Scientists have identified the first gene that is associated with a common childhood language disorder, known as specific language impairment (SLI). The gene – CNTNAP2 – has also been recently implicated in autism, and could represent a crucial genetic link between the two disorders.

"It has long been suspected that inherited factors play an important role in childhood language disorders," says Dr Simon Fisher, a Royal Society Research Fellow at the Wellcome Trust Centre, who led the research. "But this is the first time that we have been able to implicate variants of a specific gene in common forms of language impairment."

The trail to this new finding began with studies of another language-related gene, called FOXP2, previously found to be mutated in rare cases of a severe speech and language disorder. Versions of FOXP2 are found in many animals, including primates, birds, bats and mice. In birds, for example, it has been linked to song, in mice to learning of sequences of movement, and in bats it may relate to echo-location.

FOXP2 acts to regulate other genes in the brain, switching them on and off. Dr Fisher and colleagues began analysing human neurons grown in the laboratory in order to search for these target genes. They identified CNTNAP2 as a key part of the network.

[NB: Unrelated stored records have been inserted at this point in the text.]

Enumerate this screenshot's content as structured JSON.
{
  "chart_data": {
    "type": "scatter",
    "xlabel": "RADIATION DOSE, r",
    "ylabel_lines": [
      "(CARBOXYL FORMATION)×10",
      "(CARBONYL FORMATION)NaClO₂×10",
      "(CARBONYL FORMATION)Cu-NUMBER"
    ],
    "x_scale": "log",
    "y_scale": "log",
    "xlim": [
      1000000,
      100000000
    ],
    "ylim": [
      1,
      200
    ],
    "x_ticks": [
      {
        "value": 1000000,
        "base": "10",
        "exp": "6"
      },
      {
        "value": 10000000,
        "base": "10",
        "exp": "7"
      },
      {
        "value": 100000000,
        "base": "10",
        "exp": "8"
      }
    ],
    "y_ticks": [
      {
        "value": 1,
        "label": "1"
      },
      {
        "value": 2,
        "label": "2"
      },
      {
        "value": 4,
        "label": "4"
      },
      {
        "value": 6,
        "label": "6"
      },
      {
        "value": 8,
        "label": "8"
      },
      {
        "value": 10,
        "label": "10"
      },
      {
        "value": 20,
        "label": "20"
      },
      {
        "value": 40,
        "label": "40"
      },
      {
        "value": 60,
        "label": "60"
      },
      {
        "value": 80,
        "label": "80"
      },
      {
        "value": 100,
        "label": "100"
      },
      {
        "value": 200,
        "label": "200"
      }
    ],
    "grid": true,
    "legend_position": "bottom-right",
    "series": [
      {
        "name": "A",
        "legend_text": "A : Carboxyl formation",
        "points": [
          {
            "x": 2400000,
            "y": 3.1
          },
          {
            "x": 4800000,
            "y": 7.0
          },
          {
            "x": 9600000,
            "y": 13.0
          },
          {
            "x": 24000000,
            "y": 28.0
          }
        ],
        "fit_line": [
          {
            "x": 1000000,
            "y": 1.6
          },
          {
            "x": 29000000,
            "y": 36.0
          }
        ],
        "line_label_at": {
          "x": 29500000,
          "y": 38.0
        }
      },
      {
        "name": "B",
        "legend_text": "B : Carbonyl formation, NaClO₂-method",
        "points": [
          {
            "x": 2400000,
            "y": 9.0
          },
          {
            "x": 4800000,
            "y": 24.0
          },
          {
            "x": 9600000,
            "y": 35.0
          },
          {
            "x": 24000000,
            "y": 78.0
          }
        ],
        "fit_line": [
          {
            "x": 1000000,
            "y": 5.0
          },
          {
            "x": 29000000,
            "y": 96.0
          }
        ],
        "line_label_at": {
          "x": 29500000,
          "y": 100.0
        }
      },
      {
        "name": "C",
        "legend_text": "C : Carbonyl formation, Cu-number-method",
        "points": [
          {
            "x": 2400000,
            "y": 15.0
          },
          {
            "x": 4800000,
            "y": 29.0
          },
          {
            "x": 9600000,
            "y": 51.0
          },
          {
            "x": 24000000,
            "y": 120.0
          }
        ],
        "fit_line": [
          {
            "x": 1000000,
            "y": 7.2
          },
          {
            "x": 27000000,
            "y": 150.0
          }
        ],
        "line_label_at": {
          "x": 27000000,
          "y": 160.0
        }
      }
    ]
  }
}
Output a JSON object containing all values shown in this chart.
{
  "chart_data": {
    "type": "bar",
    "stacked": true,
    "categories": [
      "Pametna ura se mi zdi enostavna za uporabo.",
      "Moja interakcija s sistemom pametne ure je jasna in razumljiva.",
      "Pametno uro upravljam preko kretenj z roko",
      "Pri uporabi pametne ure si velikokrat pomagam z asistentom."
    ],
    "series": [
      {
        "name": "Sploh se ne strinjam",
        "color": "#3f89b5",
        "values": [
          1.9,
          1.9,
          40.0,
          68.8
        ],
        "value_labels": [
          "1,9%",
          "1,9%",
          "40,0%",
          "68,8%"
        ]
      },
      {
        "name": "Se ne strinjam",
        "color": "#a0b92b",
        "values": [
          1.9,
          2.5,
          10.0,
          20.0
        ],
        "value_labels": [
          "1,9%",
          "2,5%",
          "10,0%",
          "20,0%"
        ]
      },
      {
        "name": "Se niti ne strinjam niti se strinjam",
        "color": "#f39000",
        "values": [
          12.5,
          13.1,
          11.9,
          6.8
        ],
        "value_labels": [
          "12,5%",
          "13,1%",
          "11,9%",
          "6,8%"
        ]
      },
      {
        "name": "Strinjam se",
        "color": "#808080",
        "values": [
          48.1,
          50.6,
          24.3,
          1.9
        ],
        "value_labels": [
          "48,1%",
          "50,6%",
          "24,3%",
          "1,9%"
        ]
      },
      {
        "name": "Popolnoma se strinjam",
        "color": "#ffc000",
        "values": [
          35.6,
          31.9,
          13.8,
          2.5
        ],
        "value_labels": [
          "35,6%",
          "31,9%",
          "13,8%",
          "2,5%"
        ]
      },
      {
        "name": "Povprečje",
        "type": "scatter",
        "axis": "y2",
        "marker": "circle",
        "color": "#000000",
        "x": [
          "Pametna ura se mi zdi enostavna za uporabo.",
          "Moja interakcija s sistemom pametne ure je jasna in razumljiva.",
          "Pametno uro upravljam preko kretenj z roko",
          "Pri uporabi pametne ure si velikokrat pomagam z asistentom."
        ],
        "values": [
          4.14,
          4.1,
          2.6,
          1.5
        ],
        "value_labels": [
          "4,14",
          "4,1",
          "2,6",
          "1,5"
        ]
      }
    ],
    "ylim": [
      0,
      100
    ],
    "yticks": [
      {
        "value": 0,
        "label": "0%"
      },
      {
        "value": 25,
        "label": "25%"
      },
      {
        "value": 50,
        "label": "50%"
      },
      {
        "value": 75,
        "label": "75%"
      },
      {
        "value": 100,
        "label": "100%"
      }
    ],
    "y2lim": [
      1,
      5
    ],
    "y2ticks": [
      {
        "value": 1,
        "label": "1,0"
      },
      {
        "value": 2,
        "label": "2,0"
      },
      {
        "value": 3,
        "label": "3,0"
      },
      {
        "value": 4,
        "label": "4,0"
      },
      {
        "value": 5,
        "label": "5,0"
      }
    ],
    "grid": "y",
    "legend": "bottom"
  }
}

Recent studies have also implicated CNTNAP2 in autism, a syndrome characterised by communication deficits, impaired social interaction, and repetitive behaviours. In particular, one investigation uncovered an association between variants of CNTNAP2 and delayed language development in children with autism.

"Our findings suggest that similar changes in the regulation or function of this gene could be involved in language deficits in both SLI and autism," says Dr Fisher. "This supports the emerging view that autism involves the convergence of a number of distinct problems underpinned by different genetic effects."